Third generation bonding agents were introduced in the late ‘1980s in the U.S. They were used to remove or transform the smear layer to allow resin penetration into the dentin layer. Though these agents were comparative more effective, they were not able to eliminate marginal leakages. The next generation of dental bonding agents was introduced in the early ‘1990s and are still in use. A majority of these are based on the total-etch technique, which was traditionally discouraged as it often led to pulpal inflammation. Recent studies demonstrate that the main reason behind this was the lack of an adequate marginal seal over the dentin layer.
The fourth generation dental bonding agents utilize a three-step procedure: conditioning, priming, and bonding. Conditioning helps remove the smear layer thus opening the dentinal tubules, increasing the permeability of dentin, and decalcifying the dentin tubules. Once conditioning is completed, a primer consisting of solvent is applied, which penetrates the collagen meshwork, increasing the dental bonding agent’s efficiency.
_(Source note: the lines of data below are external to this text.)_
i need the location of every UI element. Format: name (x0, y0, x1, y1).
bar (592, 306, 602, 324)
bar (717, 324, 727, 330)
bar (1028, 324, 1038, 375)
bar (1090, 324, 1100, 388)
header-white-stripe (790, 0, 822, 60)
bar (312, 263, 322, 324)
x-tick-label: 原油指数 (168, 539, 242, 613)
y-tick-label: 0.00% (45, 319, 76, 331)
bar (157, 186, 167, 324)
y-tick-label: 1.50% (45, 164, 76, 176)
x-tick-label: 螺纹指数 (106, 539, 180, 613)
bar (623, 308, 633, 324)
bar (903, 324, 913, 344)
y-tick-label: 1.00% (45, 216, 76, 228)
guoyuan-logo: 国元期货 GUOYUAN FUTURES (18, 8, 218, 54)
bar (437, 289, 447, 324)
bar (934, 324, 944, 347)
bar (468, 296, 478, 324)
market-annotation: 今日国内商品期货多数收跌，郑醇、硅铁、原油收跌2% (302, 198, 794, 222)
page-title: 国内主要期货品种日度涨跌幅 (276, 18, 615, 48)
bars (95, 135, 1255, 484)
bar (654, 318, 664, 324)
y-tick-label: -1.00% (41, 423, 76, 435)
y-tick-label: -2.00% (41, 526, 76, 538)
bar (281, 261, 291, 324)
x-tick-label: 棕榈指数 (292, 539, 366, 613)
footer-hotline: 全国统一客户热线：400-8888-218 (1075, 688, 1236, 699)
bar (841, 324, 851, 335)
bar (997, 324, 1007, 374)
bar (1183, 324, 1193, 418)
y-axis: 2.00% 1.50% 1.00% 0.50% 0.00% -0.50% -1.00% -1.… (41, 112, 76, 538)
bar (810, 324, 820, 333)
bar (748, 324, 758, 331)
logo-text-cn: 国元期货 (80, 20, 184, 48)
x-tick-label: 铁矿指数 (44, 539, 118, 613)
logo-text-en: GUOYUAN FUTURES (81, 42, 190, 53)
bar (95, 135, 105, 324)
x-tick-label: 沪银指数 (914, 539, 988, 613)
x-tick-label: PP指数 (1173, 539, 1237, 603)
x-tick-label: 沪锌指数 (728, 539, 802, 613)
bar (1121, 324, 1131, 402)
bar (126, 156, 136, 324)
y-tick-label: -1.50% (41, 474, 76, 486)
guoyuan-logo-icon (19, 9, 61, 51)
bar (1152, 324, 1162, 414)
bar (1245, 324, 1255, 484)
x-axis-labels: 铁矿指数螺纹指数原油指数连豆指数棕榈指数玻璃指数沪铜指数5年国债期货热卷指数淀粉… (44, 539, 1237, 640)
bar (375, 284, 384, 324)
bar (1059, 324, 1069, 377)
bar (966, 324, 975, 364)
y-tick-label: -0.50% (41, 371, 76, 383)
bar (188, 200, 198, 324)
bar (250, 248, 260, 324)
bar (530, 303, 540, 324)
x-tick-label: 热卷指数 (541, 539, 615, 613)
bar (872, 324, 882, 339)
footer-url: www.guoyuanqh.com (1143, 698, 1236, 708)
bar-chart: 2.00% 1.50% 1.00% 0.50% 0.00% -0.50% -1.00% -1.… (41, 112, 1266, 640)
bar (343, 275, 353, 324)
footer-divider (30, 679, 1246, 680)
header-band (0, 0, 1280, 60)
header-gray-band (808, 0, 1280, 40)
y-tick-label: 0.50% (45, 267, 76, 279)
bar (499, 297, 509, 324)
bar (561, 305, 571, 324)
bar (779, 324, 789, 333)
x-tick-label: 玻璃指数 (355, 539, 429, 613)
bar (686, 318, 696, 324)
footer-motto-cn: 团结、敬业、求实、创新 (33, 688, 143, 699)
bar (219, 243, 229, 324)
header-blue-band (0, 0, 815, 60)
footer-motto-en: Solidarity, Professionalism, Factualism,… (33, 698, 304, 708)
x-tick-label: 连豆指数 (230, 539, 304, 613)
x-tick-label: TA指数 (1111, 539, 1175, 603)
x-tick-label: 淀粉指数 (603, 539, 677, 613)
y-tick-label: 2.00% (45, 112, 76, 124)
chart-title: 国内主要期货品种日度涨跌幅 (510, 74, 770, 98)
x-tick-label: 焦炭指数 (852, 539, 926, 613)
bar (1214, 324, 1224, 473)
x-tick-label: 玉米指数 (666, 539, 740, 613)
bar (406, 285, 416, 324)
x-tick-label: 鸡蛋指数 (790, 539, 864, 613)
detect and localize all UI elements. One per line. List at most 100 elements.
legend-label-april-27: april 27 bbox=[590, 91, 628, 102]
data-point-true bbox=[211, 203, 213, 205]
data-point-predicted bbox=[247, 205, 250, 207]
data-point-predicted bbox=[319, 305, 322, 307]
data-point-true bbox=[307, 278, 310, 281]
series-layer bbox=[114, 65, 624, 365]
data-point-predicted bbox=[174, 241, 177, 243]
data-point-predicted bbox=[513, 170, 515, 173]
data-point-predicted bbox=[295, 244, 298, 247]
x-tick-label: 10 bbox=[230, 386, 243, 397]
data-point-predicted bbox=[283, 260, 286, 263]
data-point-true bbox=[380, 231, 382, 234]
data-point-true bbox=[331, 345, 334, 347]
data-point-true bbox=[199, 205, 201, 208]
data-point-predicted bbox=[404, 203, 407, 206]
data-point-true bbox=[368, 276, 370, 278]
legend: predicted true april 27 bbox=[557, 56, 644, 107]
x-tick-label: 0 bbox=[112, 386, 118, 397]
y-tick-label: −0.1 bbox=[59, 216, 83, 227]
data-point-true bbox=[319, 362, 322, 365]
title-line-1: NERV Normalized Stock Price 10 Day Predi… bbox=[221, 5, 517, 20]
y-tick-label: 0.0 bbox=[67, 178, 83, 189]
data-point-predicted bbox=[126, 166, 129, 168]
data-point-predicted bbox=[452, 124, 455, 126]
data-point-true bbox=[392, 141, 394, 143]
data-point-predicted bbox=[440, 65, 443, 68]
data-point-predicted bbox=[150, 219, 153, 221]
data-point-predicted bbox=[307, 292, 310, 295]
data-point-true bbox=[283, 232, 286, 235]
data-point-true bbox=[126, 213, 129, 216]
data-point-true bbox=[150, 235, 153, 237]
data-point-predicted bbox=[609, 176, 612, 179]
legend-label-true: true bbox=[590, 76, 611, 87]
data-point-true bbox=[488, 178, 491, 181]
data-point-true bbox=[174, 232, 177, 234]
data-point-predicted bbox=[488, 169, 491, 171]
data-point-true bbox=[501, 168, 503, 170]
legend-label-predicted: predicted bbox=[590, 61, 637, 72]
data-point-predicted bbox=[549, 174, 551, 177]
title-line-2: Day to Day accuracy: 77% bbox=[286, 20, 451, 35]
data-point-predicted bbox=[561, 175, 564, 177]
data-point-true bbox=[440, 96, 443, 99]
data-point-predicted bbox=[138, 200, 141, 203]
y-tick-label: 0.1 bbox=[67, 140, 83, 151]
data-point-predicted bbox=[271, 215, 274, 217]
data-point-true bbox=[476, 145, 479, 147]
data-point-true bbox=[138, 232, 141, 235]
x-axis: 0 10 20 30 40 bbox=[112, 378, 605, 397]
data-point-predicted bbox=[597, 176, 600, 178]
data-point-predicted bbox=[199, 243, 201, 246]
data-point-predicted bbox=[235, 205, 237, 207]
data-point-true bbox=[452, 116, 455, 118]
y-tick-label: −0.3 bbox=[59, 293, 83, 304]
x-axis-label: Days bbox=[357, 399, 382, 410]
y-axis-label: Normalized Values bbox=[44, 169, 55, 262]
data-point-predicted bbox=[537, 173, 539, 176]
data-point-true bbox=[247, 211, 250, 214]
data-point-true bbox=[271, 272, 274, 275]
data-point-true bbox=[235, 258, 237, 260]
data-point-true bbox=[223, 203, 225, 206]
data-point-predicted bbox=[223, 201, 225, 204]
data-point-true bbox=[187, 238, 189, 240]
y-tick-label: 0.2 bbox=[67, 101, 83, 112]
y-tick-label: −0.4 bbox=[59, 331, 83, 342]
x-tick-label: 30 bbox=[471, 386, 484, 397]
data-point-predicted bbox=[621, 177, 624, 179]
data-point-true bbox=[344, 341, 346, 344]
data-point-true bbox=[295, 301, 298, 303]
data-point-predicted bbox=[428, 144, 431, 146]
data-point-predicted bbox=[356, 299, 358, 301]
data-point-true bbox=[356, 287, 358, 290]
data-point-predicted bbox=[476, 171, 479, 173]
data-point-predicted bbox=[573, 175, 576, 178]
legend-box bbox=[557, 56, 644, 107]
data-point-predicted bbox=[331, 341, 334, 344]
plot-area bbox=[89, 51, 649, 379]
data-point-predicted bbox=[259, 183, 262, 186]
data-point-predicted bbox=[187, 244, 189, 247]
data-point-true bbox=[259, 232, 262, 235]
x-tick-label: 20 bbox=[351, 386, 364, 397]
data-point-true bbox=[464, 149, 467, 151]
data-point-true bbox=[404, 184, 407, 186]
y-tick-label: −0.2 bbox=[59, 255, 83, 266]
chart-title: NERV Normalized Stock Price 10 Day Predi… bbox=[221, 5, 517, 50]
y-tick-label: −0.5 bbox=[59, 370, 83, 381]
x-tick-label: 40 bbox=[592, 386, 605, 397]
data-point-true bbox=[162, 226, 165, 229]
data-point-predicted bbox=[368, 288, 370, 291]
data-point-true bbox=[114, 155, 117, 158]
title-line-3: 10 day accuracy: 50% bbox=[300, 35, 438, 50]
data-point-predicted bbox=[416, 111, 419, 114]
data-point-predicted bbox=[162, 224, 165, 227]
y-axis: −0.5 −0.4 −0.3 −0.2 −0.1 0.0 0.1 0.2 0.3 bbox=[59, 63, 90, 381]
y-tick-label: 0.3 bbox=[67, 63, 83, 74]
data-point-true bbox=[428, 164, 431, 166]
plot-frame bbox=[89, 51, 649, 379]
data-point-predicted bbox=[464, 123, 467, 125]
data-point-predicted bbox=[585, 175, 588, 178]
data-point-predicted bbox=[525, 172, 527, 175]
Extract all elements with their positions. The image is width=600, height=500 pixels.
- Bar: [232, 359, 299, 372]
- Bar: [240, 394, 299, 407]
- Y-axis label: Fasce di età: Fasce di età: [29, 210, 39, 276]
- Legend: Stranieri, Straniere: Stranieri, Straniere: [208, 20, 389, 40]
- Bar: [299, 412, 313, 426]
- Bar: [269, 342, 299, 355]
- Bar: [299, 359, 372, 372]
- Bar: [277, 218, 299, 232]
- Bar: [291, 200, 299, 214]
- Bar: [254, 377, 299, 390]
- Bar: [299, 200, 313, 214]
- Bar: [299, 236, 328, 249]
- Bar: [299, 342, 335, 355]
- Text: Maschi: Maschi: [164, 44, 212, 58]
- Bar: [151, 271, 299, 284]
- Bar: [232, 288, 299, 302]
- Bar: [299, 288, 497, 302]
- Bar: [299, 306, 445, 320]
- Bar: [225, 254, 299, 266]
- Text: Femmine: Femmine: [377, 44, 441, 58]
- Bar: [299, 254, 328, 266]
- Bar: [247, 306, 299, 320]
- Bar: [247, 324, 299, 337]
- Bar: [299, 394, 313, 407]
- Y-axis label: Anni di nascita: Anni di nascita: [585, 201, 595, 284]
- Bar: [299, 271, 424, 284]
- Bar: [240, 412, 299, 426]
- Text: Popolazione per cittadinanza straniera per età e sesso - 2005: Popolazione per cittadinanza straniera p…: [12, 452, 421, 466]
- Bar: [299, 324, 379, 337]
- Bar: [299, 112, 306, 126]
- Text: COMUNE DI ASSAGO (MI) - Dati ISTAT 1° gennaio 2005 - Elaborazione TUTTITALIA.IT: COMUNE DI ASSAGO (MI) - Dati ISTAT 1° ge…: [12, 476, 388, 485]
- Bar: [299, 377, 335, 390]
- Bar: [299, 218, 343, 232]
Fifth generation dental bonding agents were introduced to decrease the time required for the completion of these procedures. They comprised a single bottle which included a primer and bonding agent. These require prior conditioning of the enamel and dentin before applying the primer and dental bonding agents and have been used in Europe with clinical success.
Seventh generation dental bonding agents are employed for direct or indirect bonding of restorative material to the tooth. This is the latest generation, in which the primer and acid along with the bonding agent are available in a single bottle which requires a single step of application, without mixing or etching. These bonding agents contain approximately 40% phosphoric acid and are able to produce the shear strength of composite resin. The ideal features of seventh generation bonding agents include increased bonding strength, efficiency, and shelf life.
The dental bonding agents market is segmented on the basis of type into the self-etch and total-etch varieties. In terms of end-user, the market is divided into the following categories: hospitals, ambulatory surgical centers, dental clinics, and others.
Major drivers of the dental bonding agents market are the increasing geriatric population, rising demand, improving health care infrastructure, and growing per capita income of the middle class. An important restraining factor, however, is the dearth of reimbursement policies that cover dental work in several countries and lack of awareness regarding the use of these agents.
Geographically, the global dental bonding agents market is distributed over five key regions: North America, Latin America, Europe, Asia Pacific, and Middle East & Africa. North America leads the market due to the increasing incidence of diseases causing tooth decay, technological developments, and research activity. It is closely followed by Europe and Asia Pacific. The latter is an emerging market mainly because of the rising health care expenditure in the region.
Key players in global dental bonding agents market are DENTSPLY International, 3M, Kerr, Sirona Dental Systems, and Smith & Nephew.